Inspired by the talented-but-troubled Fiat X1/9 the original Toyota MR2 was the first mid-engined production car from a non-European manufacturer, blending spritely performance and great-handling with a deliciously affordable price tag.
English novelist George Orwell had painted a grim picture of 1984 in his dystopian novel of the same name and, in terms of sports cars for the masses, the reality of 1984 wasn’t much better. There were stratospheric Aston Martins, Ferraris, Lambos and so on for the elite Inner Party, but no better than dubious sedan-based Japanese coupes like Toyota Celicas and Honda Preludes for the Proletariat.
If you wanted an affordable, open-topped, capable little sports car, you’d already missed your one chance: the talented-but-troubled Fiat X1/9 had departed the Australian market a year earlier.
However, 1984 would be a turning point and the X1/9, which Fiat had since handed over to Bertone, was instrumental in it. This was the year in which Toyota got its groove on and launched, in Japan at least, a mid-engined, four-cylinder, 16-valve, two-seater slot car called the MR2. Its Australian launch was postponed for our adoption of ULP in 1986.
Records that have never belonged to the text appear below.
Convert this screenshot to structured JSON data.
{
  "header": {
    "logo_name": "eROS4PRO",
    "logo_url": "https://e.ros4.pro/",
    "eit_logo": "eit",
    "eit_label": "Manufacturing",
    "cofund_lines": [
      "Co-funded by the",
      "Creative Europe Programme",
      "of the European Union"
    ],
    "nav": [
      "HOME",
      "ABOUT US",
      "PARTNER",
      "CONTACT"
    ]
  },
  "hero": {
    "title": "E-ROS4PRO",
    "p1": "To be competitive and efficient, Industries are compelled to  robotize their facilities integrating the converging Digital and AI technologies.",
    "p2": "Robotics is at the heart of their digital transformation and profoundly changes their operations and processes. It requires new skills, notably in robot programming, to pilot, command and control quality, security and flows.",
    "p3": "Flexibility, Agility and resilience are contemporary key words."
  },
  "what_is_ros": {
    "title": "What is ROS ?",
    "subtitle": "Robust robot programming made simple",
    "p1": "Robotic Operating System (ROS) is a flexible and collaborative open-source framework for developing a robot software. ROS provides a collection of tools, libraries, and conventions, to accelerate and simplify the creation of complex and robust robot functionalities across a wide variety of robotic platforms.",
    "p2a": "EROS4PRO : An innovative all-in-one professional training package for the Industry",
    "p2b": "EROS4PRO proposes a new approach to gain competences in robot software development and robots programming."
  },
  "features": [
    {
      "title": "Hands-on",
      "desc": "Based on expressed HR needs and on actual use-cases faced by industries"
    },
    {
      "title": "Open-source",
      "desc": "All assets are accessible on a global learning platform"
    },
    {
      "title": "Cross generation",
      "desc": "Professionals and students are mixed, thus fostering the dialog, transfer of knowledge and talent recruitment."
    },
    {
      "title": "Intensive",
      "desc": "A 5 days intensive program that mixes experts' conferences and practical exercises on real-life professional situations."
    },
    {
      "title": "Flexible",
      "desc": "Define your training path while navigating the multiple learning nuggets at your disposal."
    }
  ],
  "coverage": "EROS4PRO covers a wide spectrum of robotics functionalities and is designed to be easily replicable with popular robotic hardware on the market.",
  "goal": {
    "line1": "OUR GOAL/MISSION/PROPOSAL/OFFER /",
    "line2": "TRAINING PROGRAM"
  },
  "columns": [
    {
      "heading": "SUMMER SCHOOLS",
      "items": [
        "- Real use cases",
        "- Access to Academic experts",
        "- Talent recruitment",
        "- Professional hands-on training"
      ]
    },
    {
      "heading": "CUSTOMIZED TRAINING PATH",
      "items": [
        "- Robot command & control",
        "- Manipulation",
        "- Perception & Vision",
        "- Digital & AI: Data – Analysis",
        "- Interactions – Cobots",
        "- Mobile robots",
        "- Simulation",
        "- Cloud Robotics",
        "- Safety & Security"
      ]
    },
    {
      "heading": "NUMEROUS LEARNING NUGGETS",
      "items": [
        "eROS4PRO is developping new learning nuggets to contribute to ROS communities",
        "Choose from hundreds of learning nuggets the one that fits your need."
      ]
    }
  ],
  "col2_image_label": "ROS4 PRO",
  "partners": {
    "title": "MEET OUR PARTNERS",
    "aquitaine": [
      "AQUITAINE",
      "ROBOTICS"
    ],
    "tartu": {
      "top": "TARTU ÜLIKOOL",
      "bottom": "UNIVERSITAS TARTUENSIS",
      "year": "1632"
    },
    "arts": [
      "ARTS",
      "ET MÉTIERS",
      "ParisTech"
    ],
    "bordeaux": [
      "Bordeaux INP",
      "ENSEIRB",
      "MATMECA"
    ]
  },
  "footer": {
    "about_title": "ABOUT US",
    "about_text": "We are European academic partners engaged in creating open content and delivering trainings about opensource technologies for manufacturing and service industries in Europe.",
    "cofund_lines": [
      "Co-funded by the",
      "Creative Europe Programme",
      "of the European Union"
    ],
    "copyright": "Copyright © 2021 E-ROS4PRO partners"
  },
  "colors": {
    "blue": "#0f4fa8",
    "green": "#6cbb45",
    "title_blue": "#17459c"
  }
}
The MR2 (an acronym for “Mid-ship Runabout, 2-seater”) was Toyota’s first whiff of a sports car since the experimental and expensive 2000GT of 1967-70. In many ways, the MR2 was even more ground-breaking for the Japanese manufacturer in being mid-engined, mass-produced and affordable.

In 1976, with the motor industry still reeling from the oil and stock market crises, Toyota had begun investigating a car that was both fun and fuel-efficient. It was a suggestion by head of testing Akio Yoshida that set Project SV-3 along the mid-engined route.
The X1/9, launched in 1972, had provided the inspiration. Not only with its wedge-shaped styling and removable roof, but in the concept of using the front end of a humble front-wheel drive model (the Fiat 128) to power the rear end of something small, sporty and special.
The template for an affordable, mid-engined, mass-market two-seater using proprietary parts also existed by that time in the Porsche 914 and Lancia Beta Montecarlo.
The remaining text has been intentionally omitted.